I have read Spring security with database and multiple roles? .

Why should we implement our own UserDetails ? Existing one contains 

Collection getAuthorities();

Also is there any reference or tutorial which I can follow for implementing multiple roles for a single user ?

Community
  • 1
  • 1
Vinoth Kumar C M
  • 10,378
  • 28
  • 89
  • 130

3 Answers3

2

In case anybody is interested in a custom UserDetailsService for comma-separated authorities:

@Component
public class MyUserDetailsService implements UserDetailsService {

    @Resource
    private AccountService accounts;

    @Override
    public UserDetails loadUserByUsername(String username) throws UsernameNotFoundException {

        Account account = accounts.findByUsername(username);
        if(null == account) {
            throw new UsernameNotFoundException("User " + username + " not found.");
        }

        List<SimpleGrantedAuthority> authorities = new ArrayList<SimpleGrantedAuthority>();
        String[] authStrings = account.getAuthorities().split(", ");
        for(String authString : authStrings) {
            authorities.add(new SimpleGrantedAuthority(authString));
        }

        UserDetails ud = new User(account.getUsername(), account.getPassword(), authorities);
        return ud;
    }

}

Now you can have something like this in the db:

+----+-----------------------+----------+----------+
| id | authorities           | password | username |
+----+-----------------------+----------+----------+
|  1 | ROLE_ADMIN            | 123qwe   | markm    |
|  2 | ROLE_ADMIN, ROLE_USER | 123qwe   | kemika   |
+----+-----------------------+----------+----------+
markbaldy
  • 2,521
  • 1
  • 14
  • 10
2

The accepted answer to the post you have referenced doesn't seem correct to me. You don't have to create your own UserDetailsService implementation for this. Multiple roles are already supported. See JdbcDaoImpl. You have to just make sure that authoritiesByUsernameQuery matches with your database set up.
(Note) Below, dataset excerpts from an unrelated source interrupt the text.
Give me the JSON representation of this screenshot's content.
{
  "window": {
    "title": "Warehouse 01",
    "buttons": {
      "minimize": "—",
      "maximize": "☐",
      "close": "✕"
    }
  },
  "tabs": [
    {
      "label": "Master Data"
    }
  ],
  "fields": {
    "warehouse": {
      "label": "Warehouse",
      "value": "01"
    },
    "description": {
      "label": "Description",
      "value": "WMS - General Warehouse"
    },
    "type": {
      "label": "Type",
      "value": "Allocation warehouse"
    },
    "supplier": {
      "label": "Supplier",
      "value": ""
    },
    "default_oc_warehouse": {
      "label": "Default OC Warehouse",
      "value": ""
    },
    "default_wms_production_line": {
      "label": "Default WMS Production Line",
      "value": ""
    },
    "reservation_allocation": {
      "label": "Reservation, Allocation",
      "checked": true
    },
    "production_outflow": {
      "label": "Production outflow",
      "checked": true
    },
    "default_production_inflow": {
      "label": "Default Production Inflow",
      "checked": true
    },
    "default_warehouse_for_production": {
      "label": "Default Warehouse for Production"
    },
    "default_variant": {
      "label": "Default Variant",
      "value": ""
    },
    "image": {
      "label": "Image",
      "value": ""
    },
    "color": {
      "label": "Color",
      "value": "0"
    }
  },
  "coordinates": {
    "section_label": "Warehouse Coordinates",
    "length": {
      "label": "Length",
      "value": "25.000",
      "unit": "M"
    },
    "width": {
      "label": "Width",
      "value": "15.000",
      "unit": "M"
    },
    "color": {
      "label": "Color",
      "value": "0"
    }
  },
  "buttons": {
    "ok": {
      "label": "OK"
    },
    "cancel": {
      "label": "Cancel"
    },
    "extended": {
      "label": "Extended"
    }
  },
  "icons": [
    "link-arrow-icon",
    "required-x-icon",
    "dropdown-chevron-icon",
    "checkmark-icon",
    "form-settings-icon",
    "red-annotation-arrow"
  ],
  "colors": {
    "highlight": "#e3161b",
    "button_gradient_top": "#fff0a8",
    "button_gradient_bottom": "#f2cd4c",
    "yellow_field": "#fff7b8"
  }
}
By default its value is select username,authority from authorities where username = ?. This query is executed by loadUserAuthorities method that loads all authorities.

Ritesh
  • 7,472
  • 2
  • 39
  • 43
  • I tried this and instead of splitting ROLE_ADMIN,ROLE_USER into 2 roles, I got the whole string as a single role "ROLE_ADMIN,ROLE_USER" which needless to say does not work – markbaldy Jun 05 '13 at 06:56
  • @markbaldy I am not sure if I got the issue. Can you add code to show what you have tried? – Ritesh Jun 06 '13 at 06:47
  • Using your solution the whole string was returned as a single permission: "ROLE_ADMIN,ROLE_USER", instead of ["ROLE_ADMIN","ROLE_USER"]. I did need to implement my own UserDetailsService. – markbaldy Jun 07 '13 at 07:04
  • I guess I am trying to understand where do you get that string. The loadUserAuthorities method of JdbcDaoImpl returns a list of GrantedAuthority. – Ritesh Jun 07 '13 at 15:34
0

Spring security supports more-than-one roles out-of-the-box!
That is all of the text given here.